• 27/06/2026 08:35

Promotori di desideri:come cambiano le polizze

Dal 2020 ad oggi, l’incertezza ha dominato gli scenari mondiali. Dalla pandemia alle catastrofi naturali fino alle crisi geopolitiche, gli ultimi anni sono stati un susseguirsi di allarmi.

Un’instabilità diventata ormai la normalità, che ha portato anche i viaggiatori ad abituarsi alle emergenze: la paura è gradualmente evoluta in prudenza, portando a una rimodulazione del desiderio di partire e a un suo puntellamento con coperture di volta in volta adattabili.

“In questo contesto - spiega Massimiliano Scibilio, chief commercial officer Allianz Partners Italia - , il nostro ruolo non consiste più solo nell’assicurare un viaggio, bensì nell’aiutare le persone a partire con serenità, offrendo soluzioni semplici, accessibili e capaci di rispondere agli imprevisti reali”.

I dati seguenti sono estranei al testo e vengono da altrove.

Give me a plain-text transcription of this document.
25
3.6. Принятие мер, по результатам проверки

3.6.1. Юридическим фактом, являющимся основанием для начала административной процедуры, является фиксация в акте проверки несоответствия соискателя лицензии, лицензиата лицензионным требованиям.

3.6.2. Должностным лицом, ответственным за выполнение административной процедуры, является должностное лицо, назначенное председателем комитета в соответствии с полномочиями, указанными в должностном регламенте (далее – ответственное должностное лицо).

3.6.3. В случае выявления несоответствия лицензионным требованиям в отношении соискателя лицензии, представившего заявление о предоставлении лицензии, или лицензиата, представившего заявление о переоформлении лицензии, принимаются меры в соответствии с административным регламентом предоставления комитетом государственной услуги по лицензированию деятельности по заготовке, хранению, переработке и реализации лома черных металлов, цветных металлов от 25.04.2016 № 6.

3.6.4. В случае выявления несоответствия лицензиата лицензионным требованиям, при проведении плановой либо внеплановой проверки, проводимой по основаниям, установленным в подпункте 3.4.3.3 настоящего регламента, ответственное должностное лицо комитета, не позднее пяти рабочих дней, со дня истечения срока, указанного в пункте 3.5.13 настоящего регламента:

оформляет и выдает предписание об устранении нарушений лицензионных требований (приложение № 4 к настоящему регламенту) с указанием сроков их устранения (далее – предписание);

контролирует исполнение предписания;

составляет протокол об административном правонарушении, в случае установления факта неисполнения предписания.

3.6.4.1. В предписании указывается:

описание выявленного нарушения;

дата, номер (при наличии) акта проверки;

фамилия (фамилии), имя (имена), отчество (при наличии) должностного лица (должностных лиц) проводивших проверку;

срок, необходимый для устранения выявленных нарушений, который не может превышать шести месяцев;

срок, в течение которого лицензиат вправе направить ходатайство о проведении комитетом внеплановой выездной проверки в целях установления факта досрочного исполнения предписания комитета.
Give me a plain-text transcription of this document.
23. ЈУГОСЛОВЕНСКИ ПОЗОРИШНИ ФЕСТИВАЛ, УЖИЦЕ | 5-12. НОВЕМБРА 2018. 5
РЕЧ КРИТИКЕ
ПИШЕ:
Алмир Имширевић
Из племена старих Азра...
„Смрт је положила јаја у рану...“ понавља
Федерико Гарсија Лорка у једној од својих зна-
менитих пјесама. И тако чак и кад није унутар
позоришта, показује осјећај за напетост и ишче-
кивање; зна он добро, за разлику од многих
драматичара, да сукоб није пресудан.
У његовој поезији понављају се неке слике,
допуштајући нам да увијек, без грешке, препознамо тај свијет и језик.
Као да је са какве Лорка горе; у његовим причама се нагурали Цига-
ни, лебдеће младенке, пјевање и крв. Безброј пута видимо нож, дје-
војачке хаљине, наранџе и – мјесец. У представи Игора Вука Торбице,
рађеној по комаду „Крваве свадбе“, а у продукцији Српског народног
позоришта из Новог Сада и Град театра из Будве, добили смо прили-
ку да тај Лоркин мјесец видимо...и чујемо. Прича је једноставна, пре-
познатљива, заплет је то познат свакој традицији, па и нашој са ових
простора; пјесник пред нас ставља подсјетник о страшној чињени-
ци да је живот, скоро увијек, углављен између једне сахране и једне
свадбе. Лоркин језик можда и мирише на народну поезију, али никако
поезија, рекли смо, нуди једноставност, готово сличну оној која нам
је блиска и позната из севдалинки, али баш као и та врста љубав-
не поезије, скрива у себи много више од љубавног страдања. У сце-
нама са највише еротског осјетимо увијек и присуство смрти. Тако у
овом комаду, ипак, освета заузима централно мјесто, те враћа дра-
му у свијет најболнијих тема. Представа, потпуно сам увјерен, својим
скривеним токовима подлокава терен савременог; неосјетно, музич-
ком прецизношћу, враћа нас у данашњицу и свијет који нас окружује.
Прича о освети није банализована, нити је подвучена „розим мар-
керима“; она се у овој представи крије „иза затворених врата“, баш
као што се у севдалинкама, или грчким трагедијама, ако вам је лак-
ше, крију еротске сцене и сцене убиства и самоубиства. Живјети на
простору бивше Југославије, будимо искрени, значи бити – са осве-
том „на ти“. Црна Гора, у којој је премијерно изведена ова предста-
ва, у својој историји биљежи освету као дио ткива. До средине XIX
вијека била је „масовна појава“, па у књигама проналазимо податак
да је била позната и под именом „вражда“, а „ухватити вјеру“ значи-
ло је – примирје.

La questione personalizzazione

L’offerta non può che crescere continuamente e, di riflesso, investire il cliente di molte, a volte troppe proposte, fra l’altro in momenti diversi del percorso di prenotazione: la vera questione in gioco, dunque, non è la quantità di prodotti disponibili, bensì la chiarezza. “Nel travel, la polizza ‘ad personam’ ha una validità più limitata rispetto ad altri ambiti assicurativi - osserva Christian Garrone, responsabile intermediazione assicurativa I4T - perché le esigenze di base dei viaggiatori sono spesso comuni e trasversali. I prodotti, tuttavia, sono già molto differenziati tra loro e possono essere personalizzati attraverso l’aggiunta di coperture ancillari e la definizione di massimali diversi”

Generare fiducia

“Oggi il clima di incertezza genera un atteggiamento attendista - evidenzia Michele Cossa, socio e a.d. Borghini e Cossa - ragion per cui gli operatori cercano di costruire in primis strategie volte a rassicurare il viaggiatore, a rafforzarne la fiducia e ad accompagnarlo con maggiore serenità verso la decisione di prenotare. Il ruolo dell’assicurazione, da questo punto di vista, è sicuramente determinante, ma certo non l’unico, come dimostra la recente campagna del Ministero del Turismo a favore del turismo organizzato”.

“Con una mappa del rischio sempre più liquida e dinamica - dichiara AXA Partners Italia - i viaggiatori preferiscono coperture complete per le mete più lontane perché percepite meno stabili, mentre per i viaggi in Europa o più brevi si opta per formule essenziali. Si sta inoltre consolidando una nuova domanda: quella di chi lavora viaggiando”.